Zudem habe erst kürzliche eine Untersuchung von 10- bis 12-Jährigen aus Raucherhaushalten gezeigt, dass bei ihnen bereits erste Anzeichen einer Arteriosklerose, landläufig Arterienverkalkung genannt, nachweisbar sind. Sie gilt als wichtigster Risikofaktor für Herz-Kreislauf-Erkrankungen. „Man muss sich also klarmachen, dass man bei den Kindern bereits Weichen für das gesamte spätere Leben stellt“, betont die Studienleiterin.

Einen Schwellenwert, bis zu dem kein Risiko besteht, gibt es dabei nicht: „Wenn wir sagen, die Proben waren nur schwach belastet, beziehen wir uns ausschließlich auf die Messwerte – eine Entwarnung ist das nicht, im Gegenteil“, sagt Ulbricht.

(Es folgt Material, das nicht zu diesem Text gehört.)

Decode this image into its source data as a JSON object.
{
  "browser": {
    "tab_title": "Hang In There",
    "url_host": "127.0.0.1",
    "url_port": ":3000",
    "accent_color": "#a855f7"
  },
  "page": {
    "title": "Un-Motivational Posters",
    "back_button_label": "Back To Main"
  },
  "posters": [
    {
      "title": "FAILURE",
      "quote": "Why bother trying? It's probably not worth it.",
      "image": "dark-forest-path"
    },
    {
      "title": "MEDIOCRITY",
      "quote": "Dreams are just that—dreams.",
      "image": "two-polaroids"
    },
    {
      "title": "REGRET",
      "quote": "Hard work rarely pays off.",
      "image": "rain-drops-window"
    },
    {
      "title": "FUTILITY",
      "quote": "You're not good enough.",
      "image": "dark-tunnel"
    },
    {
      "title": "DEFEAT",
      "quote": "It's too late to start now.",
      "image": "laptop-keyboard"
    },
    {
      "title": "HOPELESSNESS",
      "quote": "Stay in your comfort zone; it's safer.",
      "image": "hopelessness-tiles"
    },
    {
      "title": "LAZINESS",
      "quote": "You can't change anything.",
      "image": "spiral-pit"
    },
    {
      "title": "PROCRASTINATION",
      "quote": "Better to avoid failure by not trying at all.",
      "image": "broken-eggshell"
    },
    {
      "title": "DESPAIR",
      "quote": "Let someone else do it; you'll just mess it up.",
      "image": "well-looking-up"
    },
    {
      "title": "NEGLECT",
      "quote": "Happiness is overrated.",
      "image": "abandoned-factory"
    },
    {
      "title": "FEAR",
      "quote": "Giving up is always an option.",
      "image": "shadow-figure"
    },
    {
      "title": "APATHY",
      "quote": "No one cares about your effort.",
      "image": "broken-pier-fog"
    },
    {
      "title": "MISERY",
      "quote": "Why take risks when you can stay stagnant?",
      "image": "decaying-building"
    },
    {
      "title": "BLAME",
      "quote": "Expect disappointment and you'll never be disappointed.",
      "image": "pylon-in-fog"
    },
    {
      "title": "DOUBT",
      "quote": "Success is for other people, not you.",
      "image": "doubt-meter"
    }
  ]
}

Wie stark die Belastung der Kleinen in der aktuellen Studie zum Teil war, illustriere ein Vergleich mit einer Untersuchung von Barkeepern und Kellnern: „Die Barmitarbeiter hatten im Schnitt etwa 45 Nanogramm Cotinin in jedem Milliliter Urin – und die stärker belasteten Kinder erreichten ebenfalls Werte über 40 Nanogramm pro Milliliter.“

Die endgültigen Ergebnisse wollen die Forscher Anfang nächsten Jahres veröffentlichen. Dann könne auch bewertet werden, ob Informationsangebote und Aufklärungskampagnen tatsächlich helfen, die Belastung der Kleinkinder zu senken. Dazu hatten die Wissenschaftler die Raucherfamilien in zwei Gruppen geteilt, von denen eine intensive Beratung erhielt und die andere keine zusätzlichen Informationen. Nach einem Jahr soll eine zweite Urinprobe bei den Kindern dann zeigen, ob sich in dieser Zeit ein Unterschied herausgebildet hat.